Quelque chose à attendre. Quelque chose qui ne vient pas. Ou mieux, quelque chose qui vient de nous.
L'entrée dans la salle était le premier épisode d'une histoire d'amour. L'accord des instruments : c'étaient nos fiançailles. Après je me jetais dans la musique comme on se roule dans le bonheur.
Ils ont tort devant la vie parce que ce sont eux qui font de cette dépendance un malheur. Hé quoi! Pourraient-ils désigner, ces aveugles tristes, un seul homme au monde- eût-il ses yeux - qui ne dépendit pas d'un autre ? Qui ne fût pas dans l'attente de quelqu'un ? En soumission par rapport à un être meilleur, plus fort, ou seulement absent ? Qui ne fût pas plus grand ou plus petit, c'est-à-dire, dans l'un et l'autre cas, étroitement lié à tous les autres ? Vraiment, de quelque matière que soit fait le lien - qu'il soit de haine ou d'amour, d'envie, de pouvoir, de faiblesse ou de cécité -, ce lien, c'est notre condition. Aussi le plus simple est-il de l'aimer. J'ai toujours aimé qu'un autre fût près de moi. Cela va sans dire : je m'en suis irrité quelquefois aussi (il est des intimités que je supporte bien mal). Mais, au total, je suis redevable à la cécité de m'avoir forcé au corps à corps avec mes semblables, et d'avoir fait de lui bien plus souvent échange de force et de joie qu'un chagrin. Les chagrins que j'ai eus, presque toujours je les ai eus dans la solitude.
Je cherchais dans le sens où, avant l'accident, j'avais l'habitude de voir. Et cela faisait une peine, un manque, quelque chose comme un vide. Cela me donnait ce que les grandes personnes appellent le désespoir, je suppose.
Enfin un jour (et ce jour vint très vite), je m'aperçus que je regardais mal, tout simplement. Je faisais à peu près l'erreur qu'une personne qui changerait de lunettes ferait si elle ne s'habituait pas à accommoder d'une façon nouvelle. Au fond, je regardais trop loin, et je regardais trop vers l'extérieur.
Illusion ! Un aveugle peut entendre, toucher, respirer, deviner un paysage : il ne saurait le voir. (p162)
Être libre, je le voyais, c'était, acceptant les faits, de renverser l'ordre de leurs conséquences.

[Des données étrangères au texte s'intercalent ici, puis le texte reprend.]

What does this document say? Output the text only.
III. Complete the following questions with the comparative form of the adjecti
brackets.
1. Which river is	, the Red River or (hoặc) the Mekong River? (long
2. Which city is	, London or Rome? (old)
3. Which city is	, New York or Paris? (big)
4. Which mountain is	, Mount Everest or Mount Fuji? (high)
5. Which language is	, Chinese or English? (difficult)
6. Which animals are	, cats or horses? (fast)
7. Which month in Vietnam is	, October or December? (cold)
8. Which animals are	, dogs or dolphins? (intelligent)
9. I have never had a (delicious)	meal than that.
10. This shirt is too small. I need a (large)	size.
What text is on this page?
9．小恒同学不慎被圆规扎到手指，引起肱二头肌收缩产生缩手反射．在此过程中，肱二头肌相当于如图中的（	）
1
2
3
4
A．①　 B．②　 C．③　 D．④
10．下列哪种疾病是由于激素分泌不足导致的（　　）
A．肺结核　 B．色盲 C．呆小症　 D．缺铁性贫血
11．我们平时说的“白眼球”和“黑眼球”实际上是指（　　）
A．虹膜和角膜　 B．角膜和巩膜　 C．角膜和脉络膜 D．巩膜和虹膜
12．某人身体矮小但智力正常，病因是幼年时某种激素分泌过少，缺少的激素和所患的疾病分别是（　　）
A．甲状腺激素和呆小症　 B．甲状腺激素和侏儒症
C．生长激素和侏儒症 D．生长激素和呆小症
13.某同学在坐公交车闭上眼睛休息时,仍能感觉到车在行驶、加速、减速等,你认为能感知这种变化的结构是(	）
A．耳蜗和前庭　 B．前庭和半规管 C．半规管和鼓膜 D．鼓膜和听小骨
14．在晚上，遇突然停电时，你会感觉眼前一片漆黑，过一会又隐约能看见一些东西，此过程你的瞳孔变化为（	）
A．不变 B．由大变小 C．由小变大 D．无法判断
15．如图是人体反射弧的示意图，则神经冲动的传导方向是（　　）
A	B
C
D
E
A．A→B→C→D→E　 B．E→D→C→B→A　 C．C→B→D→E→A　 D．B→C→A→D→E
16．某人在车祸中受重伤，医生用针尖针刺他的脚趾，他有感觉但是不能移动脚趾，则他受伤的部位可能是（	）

Le cycle des réincarnations successives, en particulier, donnait à ma conscience un repos complet. [...] Nous voilà d’autre part partiellement maîtres de notre aventure personnelle, coupables non plus, comme tant de religions nous l’enseignent, d’exister, de naître et de mourir, mais coupables seulement d’exister dans l’abandon à la matière, dans l’oubli de nous-mêmes. Enfin l’éternité ne se projette plus ainsi, inexplicablement dans l’avenir, mais baigne notre vie, notre vie dérisoire et essentielle à la fois, de toutes parts.
Et, si elle vous surprend, c’est que vous oubliez combien il est difficile à ceux qui possèdent quelque chose - des yeux, la chance ou le bonheur - de le savoir, et de s’en servir.
Ils ne s’intéressaient vraiment qu’aux choses dont ils avaient besoin tout de suite, dont ils se servaient. Je n’avais pas encore envie de me servir des choses : j’avais envie de les regarder.
Je voulais jouer ma vie, non pas la regarder venir ; je voulais prendre.